Yalçın Küçük, Türkiye'de genel kabul görmüş ve kalıplaşmış düşünce tarzının dışına çıkıyor. Bambaşka, farklı, eleştirel bir yaklaşımla geçmişi değerlendiriyor, insanları yargılıyor, gelecek hakkında tahminler yapıyor.
Fikirlerini ve eylem tarzını beğenirsiniz beğenmezsiniz, ama bir gerçek var. Devamlı üretiyor. Cezanın ağırlığı onun fikirlerini savunmasını, üretimini olumsuz etkilemiyor. Tersine coşturuyor. Yalçın Küçük 1938 yılında İskenderun'da doğdu. Kabataş ve Mülkiye'de okudu. ABD'de Yale Üniversitesi'nde, İngiltere'de Birmingham Üniversitesi'nde lisansüstü derece aldı. Kuruluşunda Devlet Planlama Teşkilatı'na uzman olarak girdi. 1965 yılına kadar uzun vadeli planlar bölümünün başkanlığını yaptıktan sonra Ortadoğu Teknik Üniversitesi'nde ders verdi.
Kıbrıs gazisidir. Türk Silahlı Kuvvetleri ile Kıbrıs savaşına katıldı. Adı bir süre "şehitler listesi" içinde yer aldı. Sonra "şehit" değil "gazi" olduğu anlaşıldı.

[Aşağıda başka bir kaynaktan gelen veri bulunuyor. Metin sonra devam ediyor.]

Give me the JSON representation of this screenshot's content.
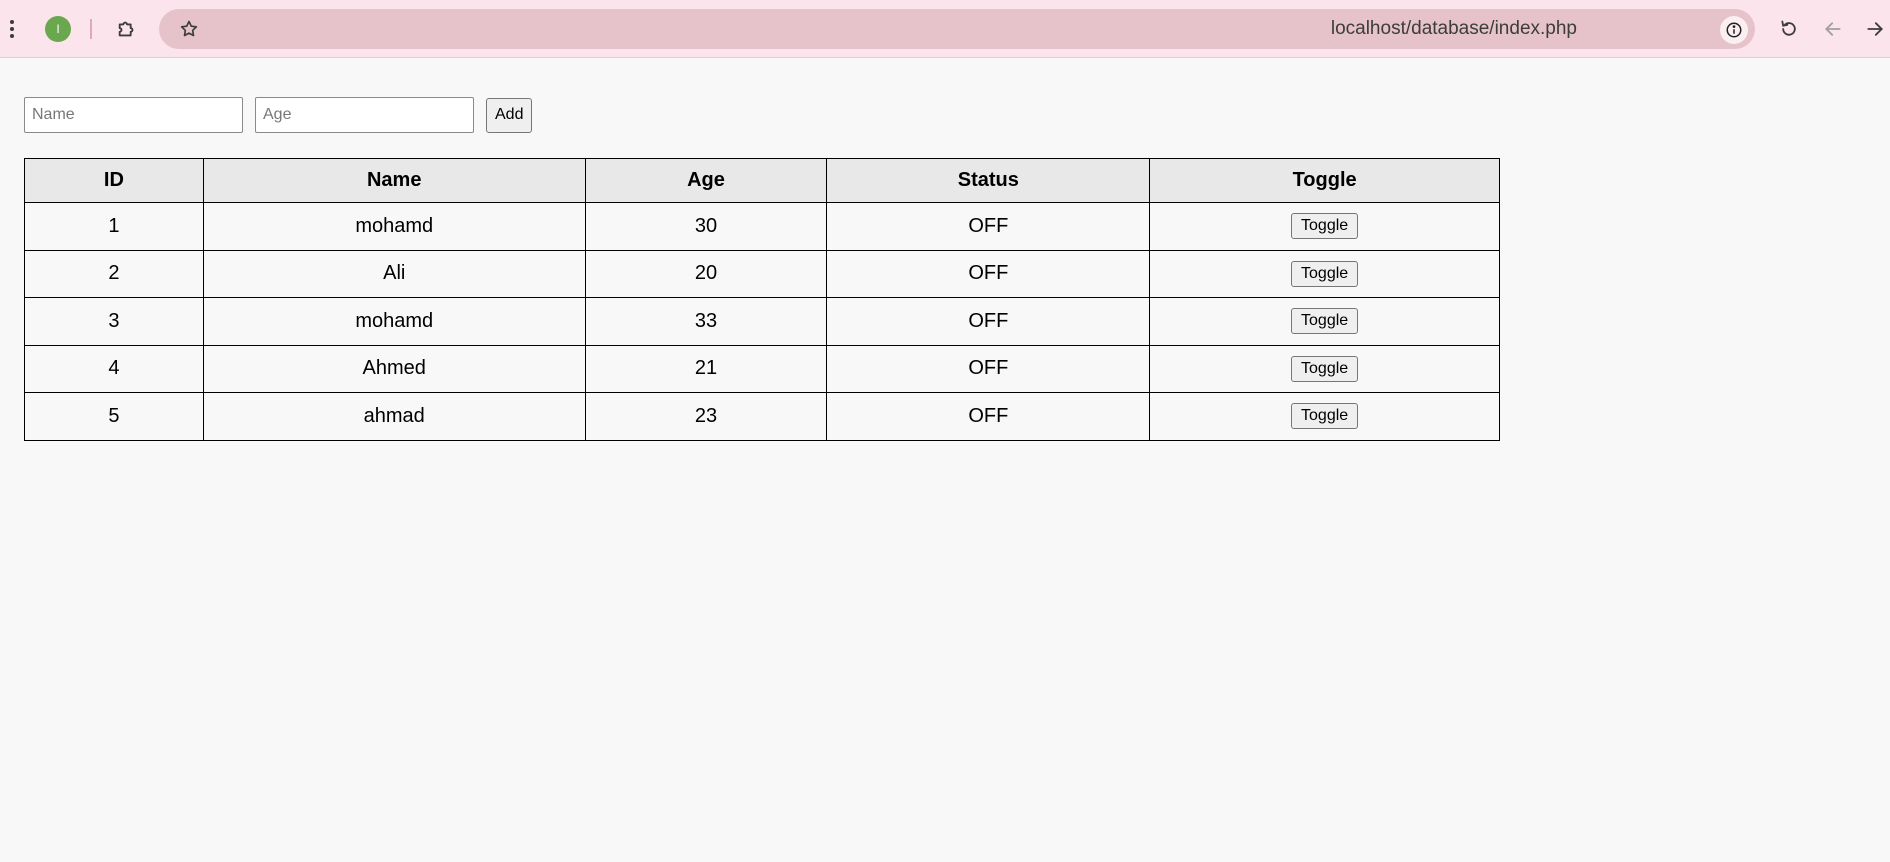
{
  "browser": {
    "profile_initial": "I",
    "url": "localhost/database/index.php"
  },
  "form": {
    "name_placeholder": "Name",
    "age_placeholder": "Age",
    "add_label": "Add"
  },
  "table": {
    "headers": [
      "ID",
      "Name",
      "Age",
      "Status",
      "Toggle"
    ],
    "rows": [
      {
        "id": "1",
        "name": "mohamd",
        "age": "30",
        "status": "OFF",
        "toggle_label": "Toggle"
      },
      {
        "id": "2",
        "name": "Ali",
        "age": "20",
        "status": "OFF",
        "toggle_label": "Toggle"
      },
      {
        "id": "3",
        "name": "mohamd",
        "age": "33",
        "status": "OFF",
        "toggle_label": "Toggle"
      },
      {
        "id": "4",
        "name": "Ahmed",
        "age": "21",
        "status": "OFF",
        "toggle_label": "Toggle"
      },
      {
        "id": "5",
        "name": "ahmad",
        "age": "23",
        "status": "OFF",
        "toggle_label": "Toggle"
      }
    ]
  },
  "icons": {
    "menu": "kebab-menu-icon",
    "extensions": "puzzle-icon",
    "bookmark": "star-icon",
    "site_info": "info-icon",
    "reload": "reload-icon",
    "back": "arrow-left-icon",
    "forward": "arrow-right-icon"
  },
  "colors": {
    "toolbar_bg": "#fce4ec",
    "omnibox_bg": "#e6c3ca",
    "profile_bg": "#6aa84f",
    "header_bg": "#e8e8e8",
    "page_bg": "#f8f8f8"
  }
}
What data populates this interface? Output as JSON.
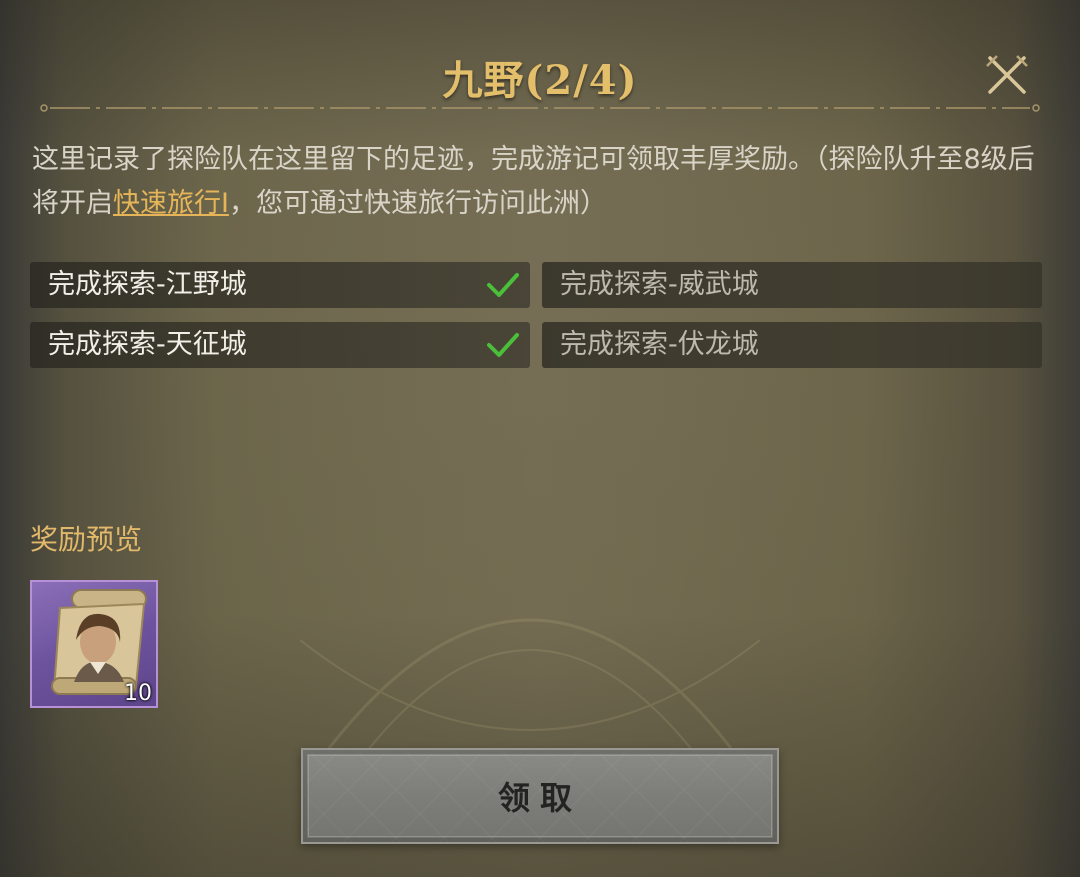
{
  "header": {
    "title": "九野(2/4)",
    "close_icon": "close-crossed-swords-icon"
  },
  "description": {
    "text_before": "这里记录了探险队在这里留下的足迹，完成游记可领取丰厚奖励。（探险队升至8级后将开启",
    "link_text": "快速旅行I",
    "text_after": "，您可通过快速旅行访问此洲）"
  },
  "tasks": [
    {
      "label": "完成探索-江野城",
      "completed": true
    },
    {
      "label": "完成探索-威武城",
      "completed": false
    },
    {
      "label": "完成探索-天征城",
      "completed": true
    },
    {
      "label": "完成探索-伏龙城",
      "completed": false
    }
  ],
  "rewards": {
    "section_label": "奖励预览",
    "items": [
      {
        "icon": "hero-portrait-scroll-icon",
        "count": "10",
        "rarity_color": "#7a5fae"
      }
    ]
  },
  "claim_button": {
    "label": "领取",
    "state": "disabled"
  },
  "colors": {
    "title": "#e3bf6c",
    "link": "#e6b55a",
    "check": "#4bbf3a",
    "section_label": "#e2b86a"
  }
}
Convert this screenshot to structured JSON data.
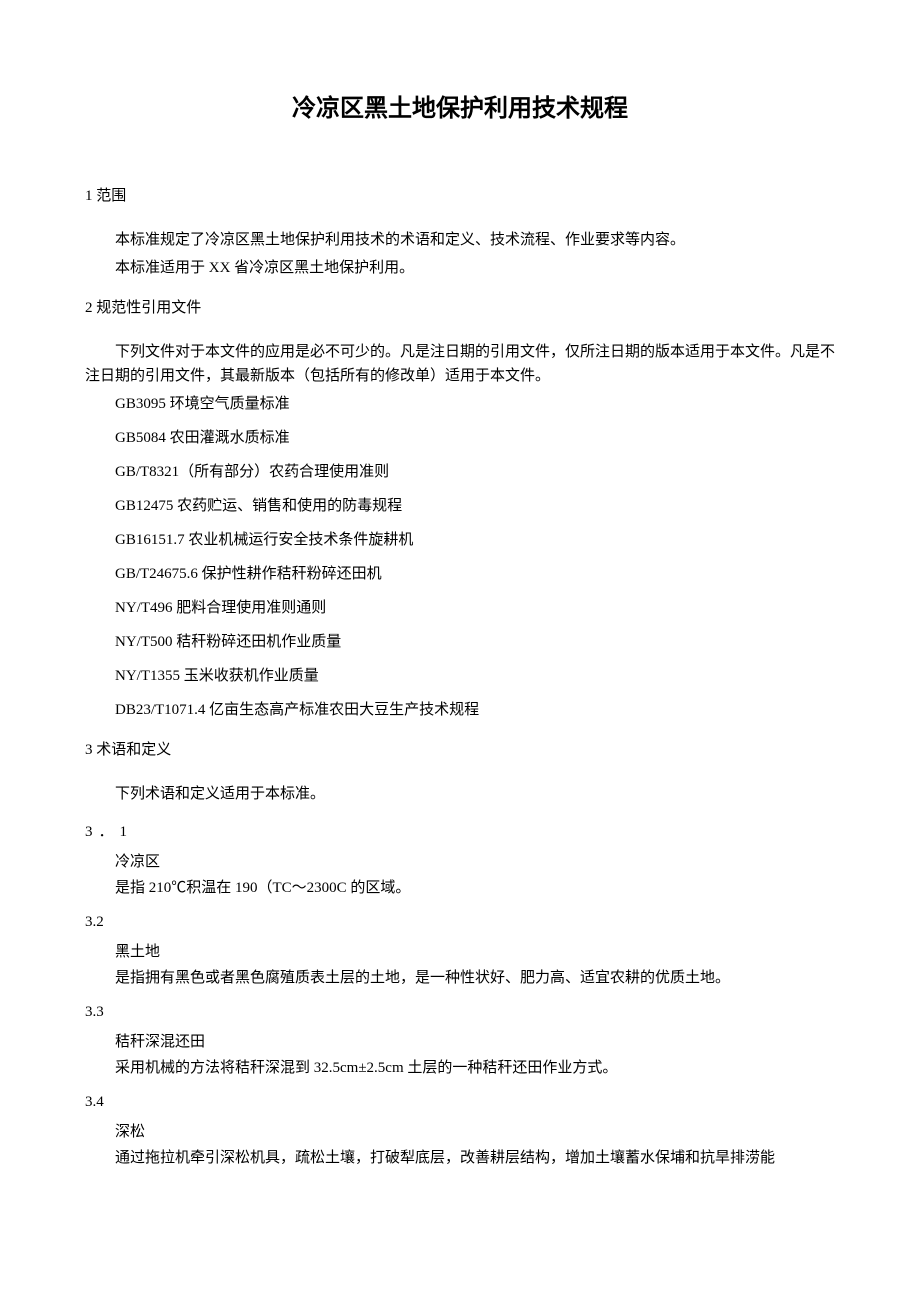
{
  "title": "冷凉区黑土地保护利用技术规程",
  "sections": {
    "s1": {
      "heading": "1 范围",
      "p1": "本标准规定了冷凉区黑土地保护利用技术的术语和定义、技术流程、作业要求等内容。",
      "p2": "本标准适用于 XX 省冷凉区黑土地保护利用。"
    },
    "s2": {
      "heading": "2 规范性引用文件",
      "intro": "下列文件对于本文件的应用是必不可少的。凡是注日期的引用文件，仅所注日期的版本适用于本文件。凡是不注日期的引用文件，其最新版本（包括所有的修改单）适用于本文件。",
      "refs": [
        "GB3095 环境空气质量标准",
        "GB5084 农田灌溉水质标准",
        "GB/T8321（所有部分）农药合理使用准则",
        "GB12475 农药贮运、销售和使用的防毒规程",
        "GB16151.7 农业机械运行安全技术条件旋耕机",
        "GB/T24675.6 保护性耕作秸秆粉碎还田机",
        "NY/T496 肥料合理使用准则通则",
        "NY/T500 秸秆粉碎还田机作业质量",
        "NY/T1355 玉米收获机作业质量",
        "DB23/T1071.4 亿亩生态高产标准农田大豆生产技术规程"
      ]
    },
    "s3": {
      "heading": "3 术语和定义",
      "intro": "下列术语和定义适用于本标准。",
      "terms": [
        {
          "num": "3．1",
          "name": "冷凉区",
          "desc": "是指 210℃积温在 190（TC〜2300C 的区域。"
        },
        {
          "num": "3.2",
          "name": "黑土地",
          "desc": "是指拥有黑色或者黑色腐殖质表土层的土地，是一种性状好、肥力高、适宜农耕的优质土地。"
        },
        {
          "num": "3.3",
          "name": "秸秆深混还田",
          "desc": "采用机械的方法将秸秆深混到 32.5cm±2.5cm 土层的一种秸秆还田作业方式。"
        },
        {
          "num": "3.4",
          "name": "深松",
          "desc": "通过拖拉机牵引深松机具，疏松土壤，打破犁底层，改善耕层结构，增加土壤蓄水保埔和抗旱排涝能"
        }
      ]
    }
  }
}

Genelev patronu Manukyan'ın vergi rekortmeni olduğu 1990 yılında Türkiye'yi terk etti. Sekiz yıl yurtdışında kaldı. Bu arada yazılarından dolayı açılan davalar mahkumiyetle sonuçlandı. 29 Ekim 1998 tarihinde Türkiye'ye dönerek hapishaneye girdi. Hapishanede yazmaya devam ediyor. Kamuoyu onu, "aykırı yazılarından" tanır. Çünkü kamuoyu onun iktisat, planlama, ekonomik model ve istatistik konusundaki uzmanlığı ve yayınları ile hiç mi hiç ilgilenmez... Kendisi ise, "Aydın Üzerine Tezler" ve "Türkiye Üzerine Tezler" dizileri ve diğer çalışmalarıyla tarih ve politika konusunda genel kabul görmüş yapıyı altüst ettiği iddiasındadır. Tartışma yaratan iddialarının başlıcaları şunlardır: "Tazminat rüzgarı Avrupa'dan değil, Mısır'dan esti. Mustafa Kemal büyük bir liderdir, ancak Sultan Hamid, özgürlüklerden korksa da büyük bir modernizatör ve reformcu prenstir. Enver Paşa ise hülyalı bir yurtseverdir. Birinci İnönü Zaferi, savaş denilemeyecek kadar küçük bir çatışma ve hatta bir manevradır. İlk kurşunun İzmir'de atıldığı savı doğru değildir. Ayrıca Hasan Tahsin'in kişiliği de buna elverişli değildir. İlk kurşun muhtemelen İskenderun'un sayfiye yeri Belen'de veya İskenderun'a bitişik Dörtyol'da atılmıştır."
Yalçın Küçük'ün, Haymana Hapishanesi'nde günlüğüne düştüğü notlar "Aydınlık Zindan" ismi ile bir kitap halinde yayımlandı. (Bilge Erenus, Yalçın Küçük, Aydınlık Zindan, Kaynak Yayınları, Şubat 2000, 300 sayfa). Olayların ve insanların genel kabul olmuş çizgi dışında eleştiriyel bir kalem tarafından değerlendirilmesine tahammülünüz var ise, Yalçın Küçük'ü okuyunuz.